“Multi-Tissue Integrative Analysis of Personal Epigenomes”, Joel Rozowsky, Jorg Drenkow, Yucheng T. Yang, Gamze Gursoy, Timur Galeev, Beatrice Borsari, Charles B. Epstein, Kun Xiong, Jinrui Xu, Jiahao Gao, Keyang Yu, Ana Berthel, Zhanlin Chen, Fabio Navarro, Jason Liu, Maxwell S. Sun, James Wright, Justin Chang, Christopher J. F. Cameron, Noam Shoresh, Elizabeth Gaskell, Jessika Adrian, Sergey Aganezov, Gabriela Balderrama-Gutierrez, Samridhi Banskota, Guillermo Barreto Corona, Sora Chee, Surya B. Chhetri, Gabriel Conte Cortez Martins, Cassidy Danyko, Carrie A. Davis, Daniel Farid, Nina P. Farrell, Idan Gabdank, Yoel Gofin, David U. Gorkin, Mengting Gu, Vivian Hecht, Benjamin C. Hitz, Robbyn Issner, Melanie Kirsche, Xiangmeng Kong, Bonita R. Lam, Shantao Li, Bian Li, Tianxiao Li, Xiqi Li, Khine Zin Lin, Ruibang Luo, Mark Mackiewicz, Jill E. Moore, Jonathan Mudge, Nicholas Nelson, Chad Nusbaum, Ioann Popov, Henry E. Pratt, Yunjiang Qiu, Srividya Ramakrishnan, Joe Raymond, Leonidas Salichos, Alexandra Scavelli, Jacob M. Schreiber, Fritz J. Sedlazeck, Lei Hoon See, Rachel M. Sherman, Xu Shi, Minyi Shi, Cricket Alicia Sloan, J. Seth Strattan, Zhen Tan, Forrest Y. Tanaka, Anna Vlasova, Jun Wang, Jonathan Werner, Brian Williams, Min Xu, Chengfei Yan, Lu Yu, Christopher Zaleski, Jing Zhang, J. Michael Cherry, Eric M. Mendenhall, William S. Noble, Zhiping Weng, Morgan E. Levine, Alexander Dobin, Barbara Wold, Ali Mortazavi, Bing Ren, Jesse Gillis, Richard M. Myers, Michael P. Snyder, Jyoti Choudhary, Aleksandar Milosavljevic, Michael C. Schatz, Roderic Guigó, Bradley E. Bernstein, Thomas R. Gingeras, Mark Gerstein2021-04-26 (genome sequencing; similar):
Evaluating the impact of genetic variants on transcriptional regulation is a central goal in biological science that has been constrained by reliance on a single reference genome.

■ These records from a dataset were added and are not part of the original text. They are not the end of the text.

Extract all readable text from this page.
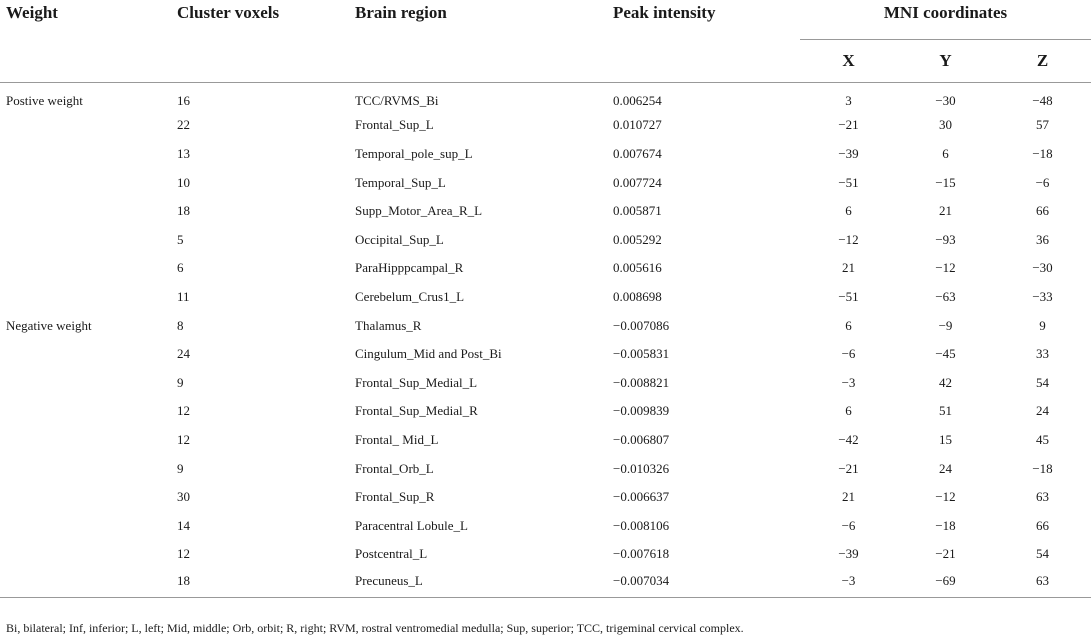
Weight	Cluster voxels	Brain region	Peak intensity	MNI coordinates		
				X	Y	Z
Postive weight	16	TCC/RVMS_Bi	0.006254	3	−30	−48
	22	Frontal_Sup_L	0.010727	−21	30	57
	13	Temporal_pole_sup_L	0.007674	−39	6	−18
	10	Temporal_Sup_L	0.007724	−51	−15	−6
	18	Supp_Motor_Area_R_L	0.005871	6	21	66
	5	Occipital_Sup_L	0.005292	−12	−93	36
	6	ParaHipppcampal_R	0.005616	21	−12	−30
	11	Cerebelum_Crus1_L	0.008698	−51	−63	−33
Negative weight	8	Thalamus_R	−0.007086	6	−9	9
	24	Cingulum_Mid and Post_Bi	−0.005831	−6	−45	33
	9	Frontal_Sup_Medial_L	−0.008821	−3	42	54
	12	Frontal_Sup_Medial_R	−0.009839	6	51	24
	12	Frontal_ Mid_L	−0.006807	−42	15	45
	9	Frontal_Orb_L	−0.010326	−21	24	−18
	30	Frontal_Sup_R	−0.006637	21	−12	63
	14	Paracentral Lobule_L	−0.008106	−6	−18	66
	12	Postcentral_L	−0.007618	−39	−21	54
	18	Precuneus_L	−0.007034	−3	−69	63
Bi, bilateral; Inf, inferior; L, left; Mid, middle; Orb, orbit; R, right; RVM, rostral ventromedial medulla; Sup, superior; TCC, trigeminal cervical complex.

To address this, we constructed phased, diploid genomes for 4 cadaveric donors (using long-read sequencing) and systematically charted noncoding regulatory elements and transcriptional activity across more than 25 tissues from these donors.
Integrative analysis revealed over a million variants with allele-specific activity, coordinated, locus-scale allelic imbalances, and structural variants impacting proximal chromatin structure. We relate the personal genome analysis to the ENCODE encyclopedia, annotating allele-specific and tissue-specific elements that are strongly enriched for variants impacting expression and disease phenotypes.
These experimental and statistical approaches, and the corresponding EN-TEx resource, provide a framework for personalized functional genomics.